Joseph se vit mal accueilli ; et, comme il ne marchait jamais sans avoir au fond de l’âme cinq ou six reproches à se faire vis-à-vis des gens qu’il abordait, et autant de ressources dans l’esprit pour se tirer d’affaire, il crut ici que l’on avait découvert le but de sa visite, et sentit que ce n’était pas le moment de la mauvaise humeur qu’il fallait prendre pour préparer l’amitié. S’asseyant donc assez froidement près du lit :

— Je viens, dit-il, monsieur, vous parler de la part du Cardinal généralissime des deux prisonniers espagnols que vous avez faits ; il désire avoir des renseignements sur eux le plus promptement possible ; je dois les voir et les interroger. Mais je ne comptais pas vous trouver veillant encore ; je voulais seulement les recevoir de vos gens.

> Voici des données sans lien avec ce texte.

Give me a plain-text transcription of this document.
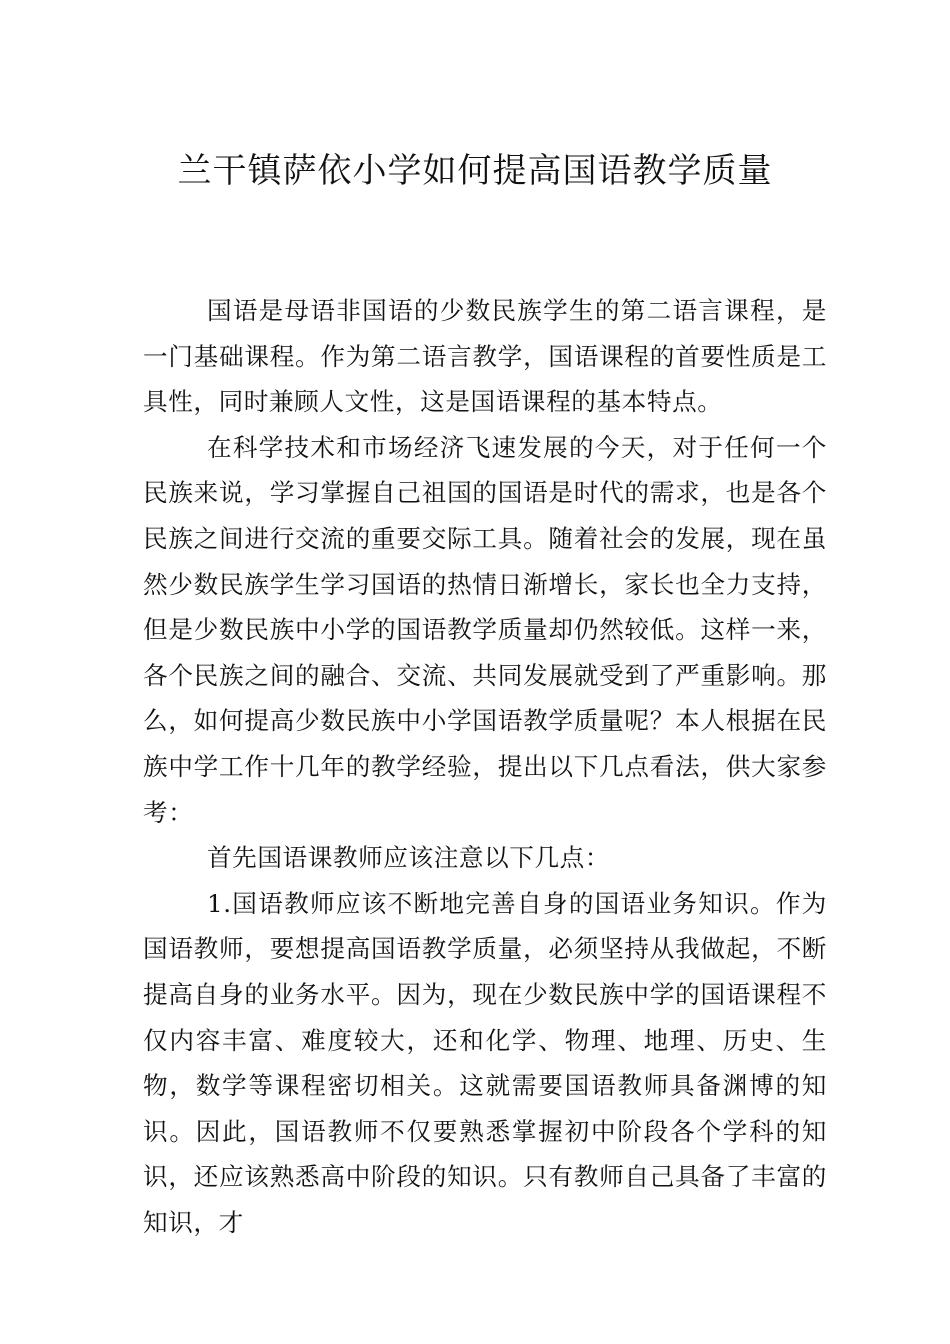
兰干镇萨依小学如何提高国语教学质量

国语是母语非国语的少数民族学生的第二语言课程，是一门基础课程。作为第二语言教学，国语课程的首要性质是工具性，同时兼顾人文性，这是国语课程的基本特点。

在科学技术和市场经济飞速发展的今天，对于任何一个民族来说，学习掌握自己祖国的国语是时代的需求，也是各个民族之间进行交流的重要交际工具。随着社会的发展，现在虽然少数民族学生学习国语的热情日渐增长，家长也全力支持，但是少数民族中小学的国语教学质量却仍然较低。这样一来，各个民族之间的融合、交流、共同发展就受到了严重影响。那么，如何提高少数民族中小学国语教学质量呢？本人根据在民族中学工作十几年的教学经验，提出以下几点看法，供大家参考：

首先国语课教师应该注意以下几点：

1.国语教师应该不断地完善自身的国语业务知识。作为国语教师，要想提高国语教学质量，必须坚持从我做起，不断提高自身的业务水平。因为，现在少数民族中学的国语课程不仅内容丰富、难度较大，还和化学、物理、地理、历史、生物，数学等课程密切相关。这就需要国语教师具备渊博的知识。因此，国语教师不仅要熟悉掌握初中阶段各个学科的知识，还应该熟悉高中阶段的知识。只有教师自己具备了丰富的知识，才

Après un échange de politesses contraintes, on fit entrer dans la tente les deux prisonniers, que Cinq-Mars avait presque oubliés. Ils parurent, l’un jeune et montrant à découvert une physionomie vive et un peu sauvage : c’était le soldat ; l’autre, cachant sa taille sous un manteau brun, et ses traits sombres, mais ambigus dans leur expression, sous l’ombre de son chapeau à larges bords, qu’il n’ôta pas : c’était l’officier ; il parla seul et le premier :

— Pourquoi me faites-vous quitter ma paille et mon sommeil ? est-ce pour me délivrer ou me pendre ?

— Ni l’un ni l’autre, dit Joseph.

— Qu’ai-je à faire avec toi, homme à longue barbe ? je ne t’ai pas vu à la brèche.

Il fallut quelque temps, d’après cet exorde aimable, pour faire comprendre à l’étranger les droits qu’avait un capucin à l’interroger.